"H. Peter Anvin" <yyy@xxxxxxxxx> said:
> I have to agree that the ERN seems to be incorrect, and that casting via
> void *, although technically nonportable, is in practice a much cleaner
> option.
>
> The C standards people didn't define a "generic function pointer" -- one
> could, for example, have imagined that "void (*)(...)" should have been
> able to encode any function pointer with the appropriate cast. If so,
The C Standard guarantees that *any* function pointer is able to encode any
other function pointer, provided you use the appropriate cast.
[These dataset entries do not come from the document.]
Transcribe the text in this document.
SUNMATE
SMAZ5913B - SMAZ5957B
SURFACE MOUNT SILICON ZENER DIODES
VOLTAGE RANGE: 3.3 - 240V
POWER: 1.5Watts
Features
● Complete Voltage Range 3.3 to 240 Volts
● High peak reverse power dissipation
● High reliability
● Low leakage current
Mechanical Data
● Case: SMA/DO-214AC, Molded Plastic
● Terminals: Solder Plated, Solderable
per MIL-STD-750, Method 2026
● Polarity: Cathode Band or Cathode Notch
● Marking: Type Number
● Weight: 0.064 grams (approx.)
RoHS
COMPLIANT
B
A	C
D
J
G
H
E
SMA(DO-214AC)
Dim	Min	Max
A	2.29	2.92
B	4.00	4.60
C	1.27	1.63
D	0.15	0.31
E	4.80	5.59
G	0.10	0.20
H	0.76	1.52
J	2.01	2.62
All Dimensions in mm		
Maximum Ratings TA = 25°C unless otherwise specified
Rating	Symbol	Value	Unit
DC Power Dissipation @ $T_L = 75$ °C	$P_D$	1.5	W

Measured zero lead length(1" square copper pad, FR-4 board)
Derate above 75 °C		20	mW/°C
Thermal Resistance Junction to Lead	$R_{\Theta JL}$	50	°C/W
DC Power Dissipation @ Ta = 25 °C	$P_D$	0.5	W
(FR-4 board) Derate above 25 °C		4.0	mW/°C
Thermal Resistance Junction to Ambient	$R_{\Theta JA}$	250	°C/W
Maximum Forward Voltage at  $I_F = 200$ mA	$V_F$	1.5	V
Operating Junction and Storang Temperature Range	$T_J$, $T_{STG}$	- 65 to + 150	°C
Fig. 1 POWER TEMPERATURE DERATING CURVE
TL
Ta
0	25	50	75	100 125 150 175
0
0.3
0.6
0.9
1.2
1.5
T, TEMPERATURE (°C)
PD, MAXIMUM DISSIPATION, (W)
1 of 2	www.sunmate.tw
> that would have been at least theoretically feasible to use. Requiring
> such a generic function pointer would be a less invasive extension to
> the C standard than requiring that void * can encode a function pointer
> in a lossless manner.
But the C Standard doesn't guarantee that function pointers can encode a data
pointer, either. The problem with dlsym() is that it's used for *both* data
pointers and functions pointers.
> However, in practice I think existing POSIX/Unix practice is to assume,
> widely, that casting a function pointer back and forth to void * is a
> lossless operation. I believe it is better to encode that requirement
> explicitly as being a case of existing practice. On modern
> architectures, it's hardly a painful requirement.
At least not on the ones that have a working implementation of dlsym()...
> (It is also widely assumed that memset(...,0,...) is a valid way to
> initialize an array of NULL pointers...)
Yes, but POSIX doesn't justify that assumption, does it?